Beberapa manfaat yang dapat diperoleh dengan dilaksanakannya corporate governance, sesuai dengan Forum for Corporate Governance in Indonesia (FCGI)
(2001;4), antara lain : (1) Meningkatkan kinerja perusahaan melalui
terciptanya proses pengambilan keputusan yang lebih baik, meningkatkan
efisiensi operasional perusahaan serta lebih meningkatkan pelayanan kepada stakeholders, (2) Mempermudah
diperolehnya dana pembiayaan yang lebih murah dan tidak rigid (karena faktor
kepercayaan) yang pada akhirnya akan meningkatkan corporate value, (3) Mengembalikan kepercayaan
investor untuk menanamkan
modalnya di Indonesia, (4) Pemegang saham
akan merasa puas dengan kinerja perusahaan karena sekaligus akan meningkatkan shareholders's value dan dividen.
Khusus bagi BUMN akan dapat membantu penerimaan bagi APBN terutama dari hasil
privatisasi.
Gagasan pelaksanaan Good Corporate
Governance di Indonesia merupakan pangkal
tolak bagi perubahan budaya kerja pada perusahaan.
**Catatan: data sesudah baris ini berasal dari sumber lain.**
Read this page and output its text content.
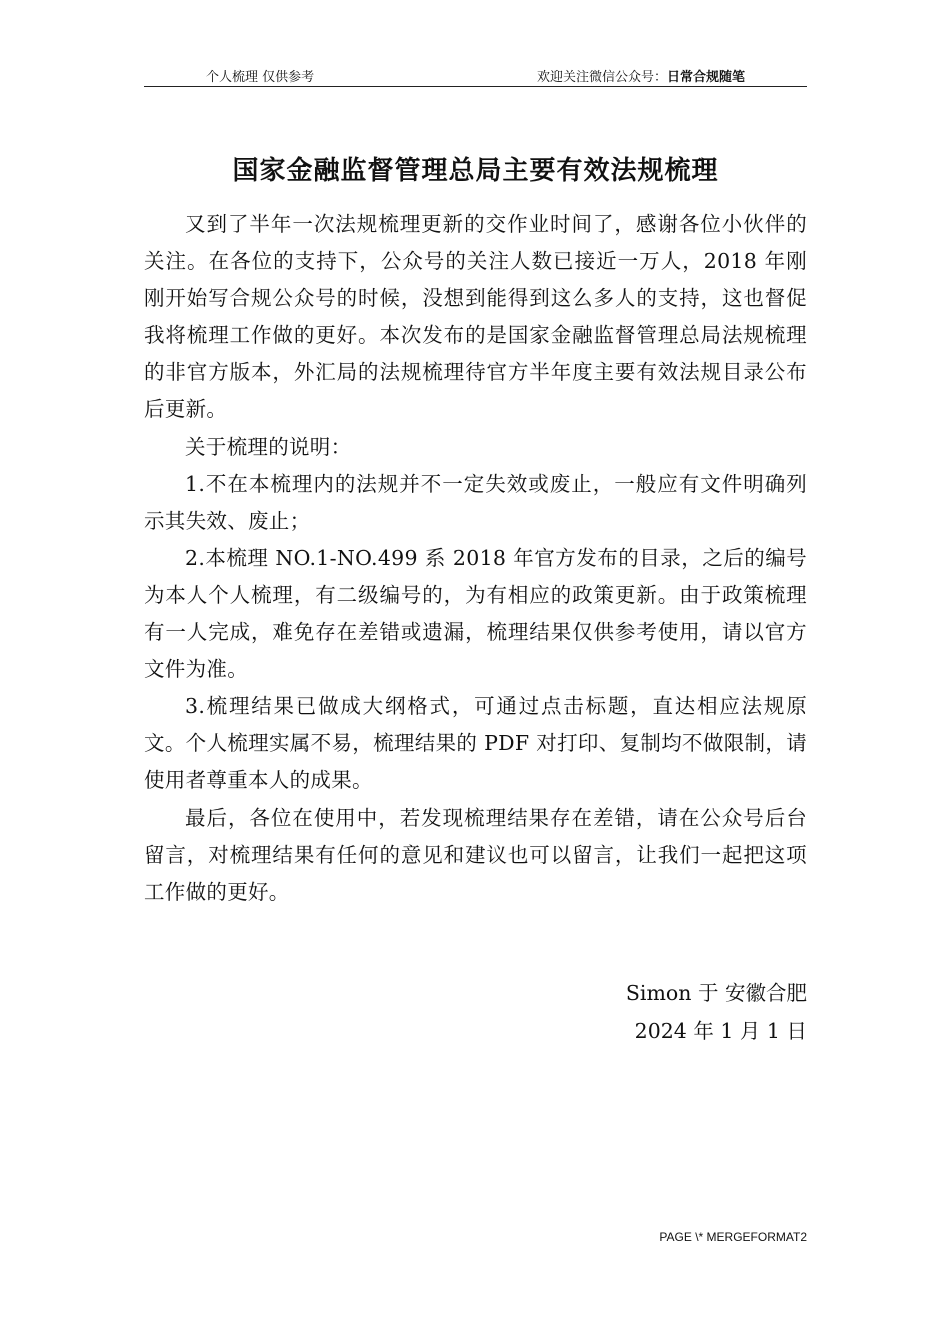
个人梳理 仅供参考	欢迎关注微信公众号：日常合规随笔
国家金融监督管理总局主要有效法规梳理

又到了半年一次法规梳理更新的交作业时间了，感谢各位小伙伴的关注。在各位的支持下，公众号的关注人数已接近一万人，2018 年刚刚开始写合规公众号的时候，没想到能得到这么多人的支持，这也督促我将梳理工作做的更好。本次发布的是国家金融监督管理总局法规梳理的非官方版本，外汇局的法规梳理待官方半年度主要有效法规目录公布后更新。

关于梳理的说明：

1.不在本梳理内的法规并不一定失效或废止，一般应有文件明确列示其失效、废止；

2.本梳理 NO.1-NO.499 系 2018 年官方发布的目录，之后的编号为本人个人梳理，有二级编号的，为有相应的政策更新。由于政策梳理有一人完成，难免存在差错或遗漏，梳理结果仅供参考使用，请以官方文件为准。

3.梳理结果已做成大纲格式，可通过点击标题，直达相应法规原文。个人梳理实属不易，梳理结果的 PDF 对打印、复制均不做限制，请使用者尊重本人的成果。

最后，各位在使用中，若发现梳理结果存在差错，请在公众号后台留言，对梳理结果有任何的意见和建议也可以留言，让我们一起把这项工作做的更好。

Simon 于 安徽合肥
2024 年 1 月 1 日
PAGE \* MERGEFORMAT2
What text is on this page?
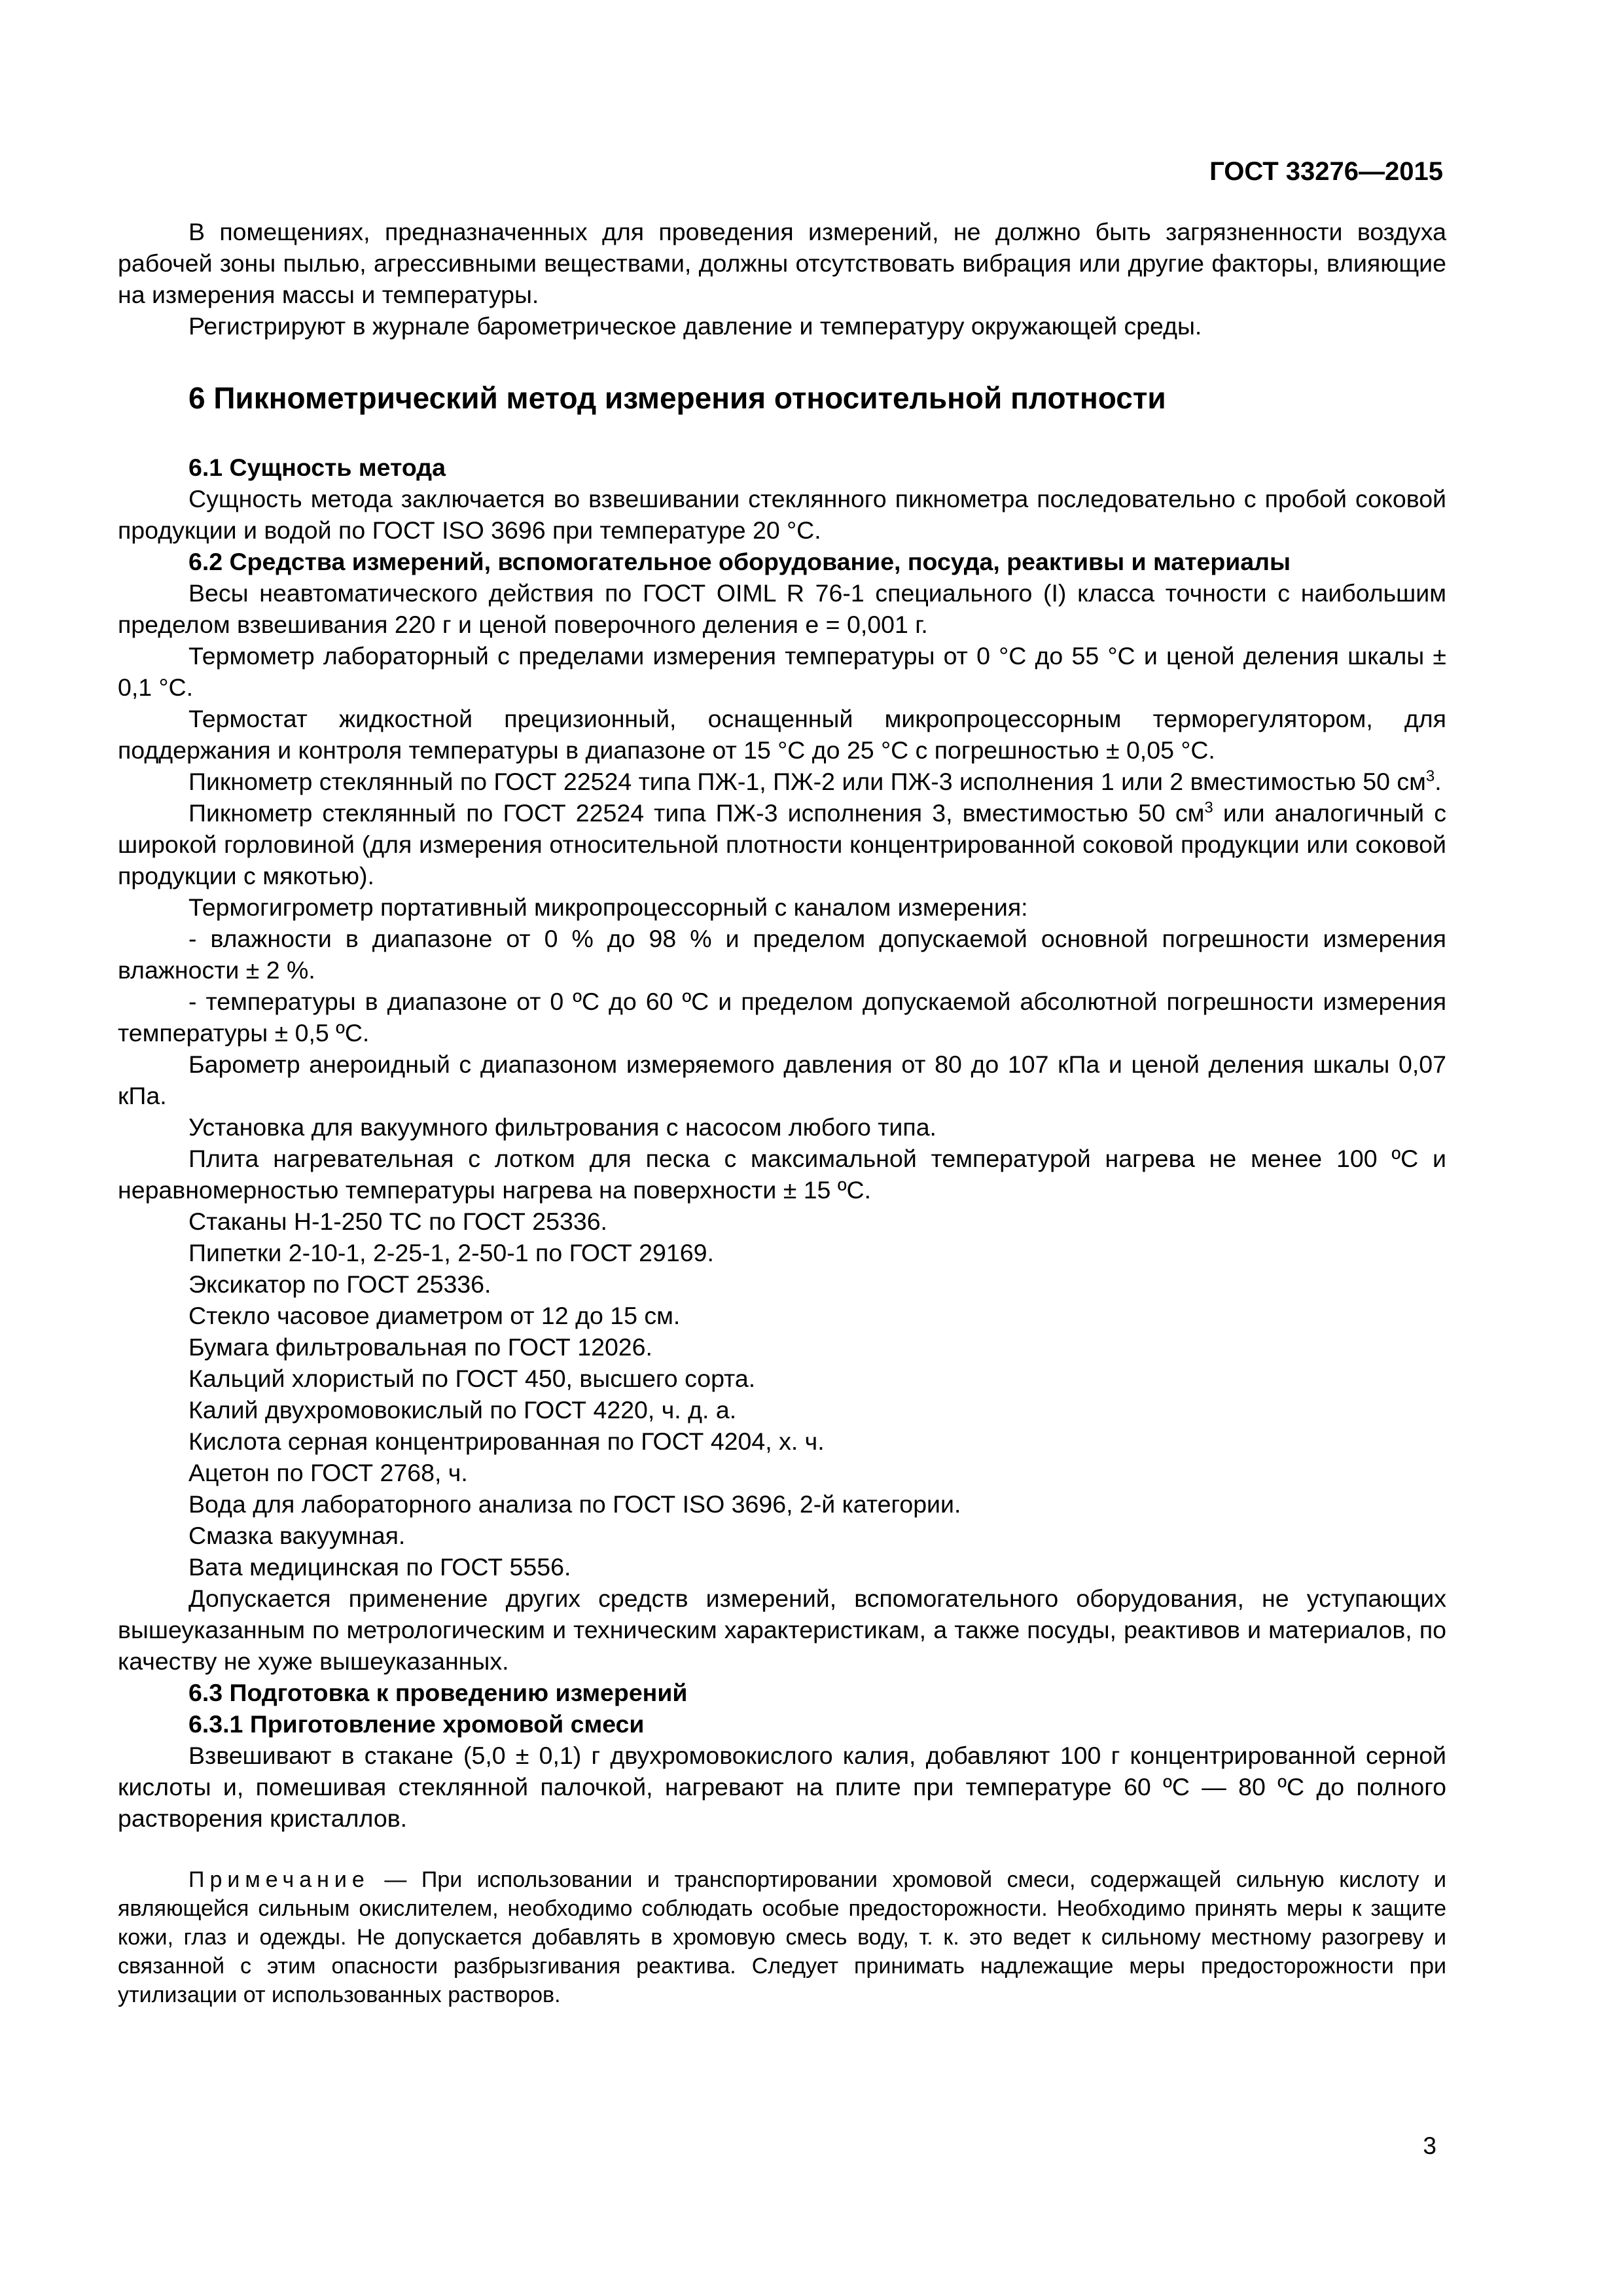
ГОСТ 33276—2015

В помещениях, предназначенных для проведения измерений, не должно быть загрязненности воздуха рабочей зоны пылью, агрессивными веществами, должны отсутствовать вибрация или другие факторы, влияющие на измерения массы и температуры.

Регистрируют в журнале барометрическое давление и температуру окружающей среды.

6 Пикнометрический метод измерения относительной плотности

6.1 Сущность метода

Сущность метода заключается во взвешивании стеклянного пикнометра последовательно с пробой соковой продукции и водой по ГОСТ ISO 3696 при температуре 20 °С.

6.2 Средства измерений, вспомогательное оборудование, посуда, реактивы и материалы

Весы неавтоматического действия по ГОСТ OIML R 76-1 специального (I) класса точности с наибольшим пределом взвешивания 220 г и ценой поверочного деления e = 0,001 г.

Термометр лабораторный с пределами измерения температуры от 0 °С до 55 °С и ценой деления шкалы ± 0,1 °С.

Термостат жидкостной прецизионный, оснащенный микропроцессорным терморегулятором, для поддержания и контроля температуры в диапазоне от 15 °С до 25 °С с погрешностью ± 0,05 °С.

Пикнометр стеклянный по ГОСТ 22524 типа ПЖ-1, ПЖ-2 или ПЖ-3 исполнения 1 или 2 вместимостью 50 $см^3$.

Пикнометр стеклянный по ГОСТ 22524 типа ПЖ-3 исполнения 3, вместимостью 50 $см^3$ или аналогичный с широкой горловиной (для измерения относительной плотности концентрированной соковой продукции или соковой продукции с мякотью).

Термогигрометр портативный микропроцессорный с каналом измерения:

- влажности в диапазоне от 0 % до 98 % и пределом допускаемой основной погрешности измерения влажности ± 2 %.

- температуры в диапазоне от 0 ºС до 60 ºС и пределом допускаемой абсолютной погрешности измерения температуры ± 0,5 ºС.

Барометр анероидный с диапазоном измеряемого давления от 80 до 107 кПа и ценой деления шкалы 0,07 кПа.

Установка для вакуумного фильтрования с насосом любого типа.

Плита нагревательная с лотком для песка с максимальной температурой нагрева не менее 100 ºС и неравномерностью температуры нагрева на поверхности ± 15 ºС.

Стаканы Н-1-250 ТС по ГОСТ 25336.

Пипетки 2-10-1, 2-25-1, 2-50-1 по ГОСТ 29169.

Эксикатор по ГОСТ 25336.

Стекло часовое диаметром от 12 до 15 см.

Бумага фильтровальная по ГОСТ 12026.

Кальций хлористый по ГОСТ 450, высшего сорта.

Калий двухромовокислый по ГОСТ 4220, ч. д. а.

Кислота серная концентрированная по ГОСТ 4204, х. ч.

Ацетон по ГОСТ 2768, ч.

Вода для лабораторного анализа по ГОСТ ISO 3696, 2-й категории.

Смазка вакуумная.

Вата медицинская по ГОСТ 5556.

Допускается применение других средств измерений, вспомогательного оборудования, не уступающих вышеуказанным по метрологическим и техническим характеристикам, а также посуды, реактивов и материалов, по качеству не хуже вышеуказанных.

6.3 Подготовка к проведению измерений

6.3.1 Приготовление хромовой смеси

Взвешивают в стакане (5,0 ± 0,1) г двухромовокислого калия, добавляют 100 г концентрированной серной кислоты и, помешивая стеклянной палочкой, нагревают на плите при температуре 60 ºС — 80 ºС до полного растворения кристаллов.

Примечание — При использовании и транспортировании хромовой смеси, содержащей сильную кислоту и являющейся сильным окислителем, необходимо соблюдать особые предосторожности. Необходимо принять меры к защите кожи, глаз и одежды. Не допускается добавлять в хромовую смесь воду, т. к. это ведет к сильному местному разогреву и связанной с этим опасности разбрызгивания реактива. Следует принимать надлежащие меры предосторожности при утилизации от использованных растворов.

3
Dengan Good Corporate Governance, diharapkan perusahaan dan pemerintah dapat berjalan sesuai dengan kaidah
praktik yang sehat di segala bidang. Tata kelola perusahaan yang baik
memberikan keuntungan bagi perusahaan itu sendiri dan masyarakat, tumbuhnya
kepercayaan dari para investor dapat
memberi peluang akses sumber pendanaan yang murah dan berkembangnya pasar
modal, menguatnya kepercayaan lembaga keuangan domestik maupun internasional,
memberi peluang akses kredit dengan bunga yang kompetitif, serta sebagai
kontrol yang efektif dalam mengurangi kemungkinan penyalahgunaan kekuasaan
untuk kepentingan pribadi. Bersihnya perusahaan dari praktik-praktik korupsi
memungkinkan perusahaan untuk beroperasi secara efisien dan menghasilkan
produk-produk yang mampu bersaing di pasar global, yang pada gilirannya mampu
menyerap tenaga kerja lebih banyak dan berkesinambungan.
Laporan
keuangan yang bermutu merupakan sarana dasar untuk mengungkapkan kondisi
operasi bisnis dan keuangan perusahaan. Selain itu, laporan keuangan merupakan
sarana utama berupa informasi keuangan yang dikomunikasikan kepada pihak luar.
Dalam menilai kinerja perusahaan, investor harus senantiasa berusaha untuk
dapat menganalisis kemampuan keuangan perusahaan, sehingga investor dapat
memanfaatkan informasi yang tertera dalam laporan keuangan. Laporan keuangan
merupakan informasi yang penting dalam pengambilan keputusan ekonomi investor.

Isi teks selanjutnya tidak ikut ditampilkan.